Bovendien ondervinden kredietinstellingen en organisaties die zich bezighouden met schuldhandel en -regelingen nog steeds problemen, omdat er beslag kan worden gelegd op onderpanden om gerechtelijke uitspraken ten uitvoer te leggen. Dit geldt ook voor het nakomen van verplichtingen die niet onder het toepassingsgebied van gerechtelijke uitspraken of beslissingen over alimentatie of schadevergoeding voor schade aan leven of gezondheid vallen. Dit heeft grote gevolgen voor de rechten van schuldeisers van kredietinstellingen en organisaties die zich bezighouden met schuldhandel en -regelingen.

In het ontwerp wordt voorgesteld dat, nadat de procedure voor het vaststellen van bewijsmateriaal is afgerond en is vastgesteld dat dit geen gevolgen heeft voor de behandeling van de zaak, het Openbaar Ministerie verantwoordelijk is voor het teruggeven van het fysieke bewijsmateriaal in de strafzaak dat als onderpand dient voor de oninbare schuld, op verzoek van de zekerheidsgerechtigde.

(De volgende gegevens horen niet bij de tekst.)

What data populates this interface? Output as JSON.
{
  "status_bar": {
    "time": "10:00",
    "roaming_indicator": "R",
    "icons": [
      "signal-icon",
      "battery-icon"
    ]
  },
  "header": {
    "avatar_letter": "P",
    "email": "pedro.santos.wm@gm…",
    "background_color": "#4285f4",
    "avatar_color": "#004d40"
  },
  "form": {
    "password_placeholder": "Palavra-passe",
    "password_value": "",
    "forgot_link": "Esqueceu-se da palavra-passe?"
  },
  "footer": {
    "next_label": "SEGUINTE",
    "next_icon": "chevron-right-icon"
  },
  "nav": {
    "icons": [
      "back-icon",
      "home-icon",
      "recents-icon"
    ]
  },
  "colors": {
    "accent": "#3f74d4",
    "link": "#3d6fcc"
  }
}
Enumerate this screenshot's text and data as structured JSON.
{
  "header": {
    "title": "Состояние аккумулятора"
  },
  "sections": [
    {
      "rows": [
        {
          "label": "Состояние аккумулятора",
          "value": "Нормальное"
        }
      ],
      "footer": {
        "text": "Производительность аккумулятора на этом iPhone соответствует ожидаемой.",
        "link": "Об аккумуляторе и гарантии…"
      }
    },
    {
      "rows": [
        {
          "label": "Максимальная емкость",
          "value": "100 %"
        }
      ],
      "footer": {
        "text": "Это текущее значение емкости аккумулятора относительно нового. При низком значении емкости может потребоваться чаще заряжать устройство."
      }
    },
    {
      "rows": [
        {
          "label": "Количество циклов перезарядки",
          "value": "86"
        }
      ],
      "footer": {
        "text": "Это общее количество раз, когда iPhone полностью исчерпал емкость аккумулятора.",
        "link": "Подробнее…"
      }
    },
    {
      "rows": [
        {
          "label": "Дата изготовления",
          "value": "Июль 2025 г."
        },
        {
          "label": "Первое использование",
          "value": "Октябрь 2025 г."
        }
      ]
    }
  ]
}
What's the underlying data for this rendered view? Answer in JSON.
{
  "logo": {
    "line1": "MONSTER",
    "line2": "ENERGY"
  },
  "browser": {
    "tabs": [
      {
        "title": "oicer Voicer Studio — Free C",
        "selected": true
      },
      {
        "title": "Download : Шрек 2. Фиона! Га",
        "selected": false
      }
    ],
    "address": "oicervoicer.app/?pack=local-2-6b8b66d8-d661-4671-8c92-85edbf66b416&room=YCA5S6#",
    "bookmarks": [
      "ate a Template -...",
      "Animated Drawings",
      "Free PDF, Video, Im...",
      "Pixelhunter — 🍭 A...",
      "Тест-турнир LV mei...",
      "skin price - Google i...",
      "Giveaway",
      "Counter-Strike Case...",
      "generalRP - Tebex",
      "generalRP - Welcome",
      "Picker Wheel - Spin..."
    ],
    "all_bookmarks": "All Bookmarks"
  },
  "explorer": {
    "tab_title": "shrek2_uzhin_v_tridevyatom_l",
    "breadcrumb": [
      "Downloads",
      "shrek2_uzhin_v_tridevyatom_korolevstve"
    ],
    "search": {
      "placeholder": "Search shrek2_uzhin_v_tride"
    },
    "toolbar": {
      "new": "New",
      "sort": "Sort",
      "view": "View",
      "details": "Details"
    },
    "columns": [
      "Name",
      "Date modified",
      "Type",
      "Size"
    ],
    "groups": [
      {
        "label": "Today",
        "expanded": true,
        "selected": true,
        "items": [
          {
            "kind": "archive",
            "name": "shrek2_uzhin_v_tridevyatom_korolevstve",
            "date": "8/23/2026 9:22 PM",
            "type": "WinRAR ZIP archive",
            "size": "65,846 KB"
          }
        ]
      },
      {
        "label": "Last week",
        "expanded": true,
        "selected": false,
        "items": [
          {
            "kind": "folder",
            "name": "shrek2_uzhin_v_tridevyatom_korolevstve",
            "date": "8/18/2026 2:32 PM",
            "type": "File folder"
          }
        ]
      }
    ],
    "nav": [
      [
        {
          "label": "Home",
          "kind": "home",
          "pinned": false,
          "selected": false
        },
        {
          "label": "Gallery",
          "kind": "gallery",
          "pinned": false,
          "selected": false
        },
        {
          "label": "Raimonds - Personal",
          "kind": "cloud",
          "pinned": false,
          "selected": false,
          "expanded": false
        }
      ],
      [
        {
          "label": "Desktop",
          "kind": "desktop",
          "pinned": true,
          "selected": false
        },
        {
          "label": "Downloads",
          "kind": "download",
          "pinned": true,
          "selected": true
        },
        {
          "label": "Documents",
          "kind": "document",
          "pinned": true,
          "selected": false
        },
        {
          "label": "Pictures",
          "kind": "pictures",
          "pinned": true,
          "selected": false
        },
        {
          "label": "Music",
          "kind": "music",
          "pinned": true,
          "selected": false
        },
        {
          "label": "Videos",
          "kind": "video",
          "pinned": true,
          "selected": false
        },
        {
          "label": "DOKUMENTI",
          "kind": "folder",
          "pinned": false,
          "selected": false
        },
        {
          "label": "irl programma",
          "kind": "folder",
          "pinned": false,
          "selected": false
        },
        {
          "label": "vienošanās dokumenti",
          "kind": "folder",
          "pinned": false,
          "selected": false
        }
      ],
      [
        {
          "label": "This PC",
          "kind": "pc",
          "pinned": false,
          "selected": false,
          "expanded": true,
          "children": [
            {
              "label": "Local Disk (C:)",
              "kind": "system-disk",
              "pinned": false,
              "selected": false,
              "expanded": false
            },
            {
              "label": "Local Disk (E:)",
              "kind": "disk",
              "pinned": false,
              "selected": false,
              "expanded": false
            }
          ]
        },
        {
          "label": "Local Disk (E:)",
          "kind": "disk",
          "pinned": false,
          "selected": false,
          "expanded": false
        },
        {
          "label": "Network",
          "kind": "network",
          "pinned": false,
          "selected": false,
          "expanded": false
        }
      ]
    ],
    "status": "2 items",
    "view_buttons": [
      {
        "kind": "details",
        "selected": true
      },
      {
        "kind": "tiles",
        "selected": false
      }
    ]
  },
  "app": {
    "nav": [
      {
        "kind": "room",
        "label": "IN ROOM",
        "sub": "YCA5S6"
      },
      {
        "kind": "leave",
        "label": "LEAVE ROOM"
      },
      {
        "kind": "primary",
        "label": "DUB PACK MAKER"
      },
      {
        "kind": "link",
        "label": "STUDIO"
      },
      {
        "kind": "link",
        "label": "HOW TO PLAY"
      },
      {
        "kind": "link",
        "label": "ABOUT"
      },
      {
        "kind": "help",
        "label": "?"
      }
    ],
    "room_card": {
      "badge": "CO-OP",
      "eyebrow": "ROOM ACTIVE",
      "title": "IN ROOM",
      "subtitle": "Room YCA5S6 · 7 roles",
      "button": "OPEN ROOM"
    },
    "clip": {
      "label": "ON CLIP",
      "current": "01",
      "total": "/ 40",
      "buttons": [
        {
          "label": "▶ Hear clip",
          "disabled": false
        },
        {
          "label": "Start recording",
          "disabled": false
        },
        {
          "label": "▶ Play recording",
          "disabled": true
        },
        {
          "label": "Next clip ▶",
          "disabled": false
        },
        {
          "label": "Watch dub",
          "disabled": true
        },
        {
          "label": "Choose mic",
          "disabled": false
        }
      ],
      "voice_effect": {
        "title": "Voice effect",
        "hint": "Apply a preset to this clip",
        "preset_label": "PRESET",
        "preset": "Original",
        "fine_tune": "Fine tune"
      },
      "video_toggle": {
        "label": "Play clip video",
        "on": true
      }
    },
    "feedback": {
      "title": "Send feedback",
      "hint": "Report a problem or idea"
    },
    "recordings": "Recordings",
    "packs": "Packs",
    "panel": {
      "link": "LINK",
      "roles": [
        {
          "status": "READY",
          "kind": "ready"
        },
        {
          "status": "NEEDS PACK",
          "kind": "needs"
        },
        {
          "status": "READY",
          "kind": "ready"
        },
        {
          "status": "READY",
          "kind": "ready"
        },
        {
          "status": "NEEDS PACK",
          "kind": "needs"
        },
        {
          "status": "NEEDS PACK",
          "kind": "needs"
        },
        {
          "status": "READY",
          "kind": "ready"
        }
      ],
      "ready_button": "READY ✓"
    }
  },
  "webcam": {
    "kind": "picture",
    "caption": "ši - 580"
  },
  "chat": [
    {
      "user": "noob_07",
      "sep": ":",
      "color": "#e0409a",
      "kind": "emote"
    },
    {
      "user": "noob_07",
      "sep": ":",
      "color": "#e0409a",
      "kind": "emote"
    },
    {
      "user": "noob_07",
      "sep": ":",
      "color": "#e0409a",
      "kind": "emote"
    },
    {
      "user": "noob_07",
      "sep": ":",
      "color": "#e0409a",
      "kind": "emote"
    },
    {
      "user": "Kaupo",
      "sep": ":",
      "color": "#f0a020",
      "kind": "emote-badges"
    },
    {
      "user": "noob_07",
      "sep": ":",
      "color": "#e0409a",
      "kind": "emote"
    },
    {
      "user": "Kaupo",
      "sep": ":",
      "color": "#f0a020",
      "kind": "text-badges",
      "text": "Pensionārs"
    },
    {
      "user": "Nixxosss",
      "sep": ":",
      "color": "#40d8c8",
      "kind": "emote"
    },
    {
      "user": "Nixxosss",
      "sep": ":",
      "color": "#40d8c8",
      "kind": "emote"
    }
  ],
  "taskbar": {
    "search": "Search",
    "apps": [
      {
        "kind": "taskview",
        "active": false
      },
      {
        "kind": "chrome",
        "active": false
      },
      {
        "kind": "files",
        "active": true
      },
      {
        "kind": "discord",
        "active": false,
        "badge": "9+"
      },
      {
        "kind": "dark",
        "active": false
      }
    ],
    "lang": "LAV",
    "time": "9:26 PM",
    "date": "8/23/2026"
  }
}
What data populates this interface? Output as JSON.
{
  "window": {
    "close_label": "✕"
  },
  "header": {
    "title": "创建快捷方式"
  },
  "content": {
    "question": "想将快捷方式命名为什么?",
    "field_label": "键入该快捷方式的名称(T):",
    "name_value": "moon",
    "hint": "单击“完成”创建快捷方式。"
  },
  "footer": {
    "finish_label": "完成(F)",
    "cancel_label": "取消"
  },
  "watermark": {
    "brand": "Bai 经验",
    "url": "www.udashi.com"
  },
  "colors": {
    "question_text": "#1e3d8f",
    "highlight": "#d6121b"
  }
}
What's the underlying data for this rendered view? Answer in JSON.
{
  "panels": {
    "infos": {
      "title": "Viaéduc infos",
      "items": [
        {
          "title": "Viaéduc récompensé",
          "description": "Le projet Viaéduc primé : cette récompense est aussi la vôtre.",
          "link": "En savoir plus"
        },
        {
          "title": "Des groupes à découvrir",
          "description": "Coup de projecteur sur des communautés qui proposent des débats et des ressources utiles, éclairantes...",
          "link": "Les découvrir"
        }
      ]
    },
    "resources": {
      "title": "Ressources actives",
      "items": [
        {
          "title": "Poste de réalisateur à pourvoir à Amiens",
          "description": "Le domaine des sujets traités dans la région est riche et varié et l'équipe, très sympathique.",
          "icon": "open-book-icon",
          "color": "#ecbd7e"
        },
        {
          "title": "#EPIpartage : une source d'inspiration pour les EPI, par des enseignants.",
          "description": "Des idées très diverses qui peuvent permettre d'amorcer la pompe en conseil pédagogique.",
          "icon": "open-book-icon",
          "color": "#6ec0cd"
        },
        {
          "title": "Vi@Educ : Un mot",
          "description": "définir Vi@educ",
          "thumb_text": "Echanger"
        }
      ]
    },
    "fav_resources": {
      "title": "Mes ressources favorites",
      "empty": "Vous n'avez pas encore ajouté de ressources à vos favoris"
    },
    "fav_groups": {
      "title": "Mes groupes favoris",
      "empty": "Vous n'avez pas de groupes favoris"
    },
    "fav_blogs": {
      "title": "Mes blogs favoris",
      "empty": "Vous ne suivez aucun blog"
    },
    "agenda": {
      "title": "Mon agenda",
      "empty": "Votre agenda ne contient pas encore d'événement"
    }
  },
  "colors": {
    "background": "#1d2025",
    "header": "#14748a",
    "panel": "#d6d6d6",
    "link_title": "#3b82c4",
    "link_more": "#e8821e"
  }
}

Dit is een kredietinstelling of een organisatie die oninbare schulden koopt, verkoopt en beheert.

Eind 2024 zal de wanbetalingsratio van beursgenoteerde banken met 1% dalen ten opzichte van dezelfde periode in 2023 en uitkomen op 1,92%. Dat is een daling van 0,31% ten opzichte van het derde kwartaal van 2024.

De slechte schulden van 27 beursgenoteerde banken liggen echter nog steeds circa 0,42% hoger dan vóór 2020.

Uit statistieken uit de financiële verslagen van VietNamNet voor het vierde kwartaal van 2024 van banken blijkt dat per 31 december 2024 de schulden van groep 5 (schulden met mogelijk kapitaalverlies) van 25 beursgenoteerde banken VND 118.915 miljard (ongeveer USD 4,75 miljard) bedroegen, een stijging van 39,3% ten opzichte van begin 2024.

In de bovenstaande figuur is de schuld uit groep 5 bij LPBank en VIB niet meegenomen, omdat deze twee banken alleen gegevens over achterstallige schulden publiceren en geen details over elke schuldgroep.

Bij commerciële banken die rapporten hebben gepubliceerd, blijkt dat schulden uit groep 5 het grootste deel van de slechte schulden uitmaken. Er zijn zelfs banken waar schulden uit groep 5 meer dan 90% van de totale slechte schulden uitmaken (schulden uit groep 3-5).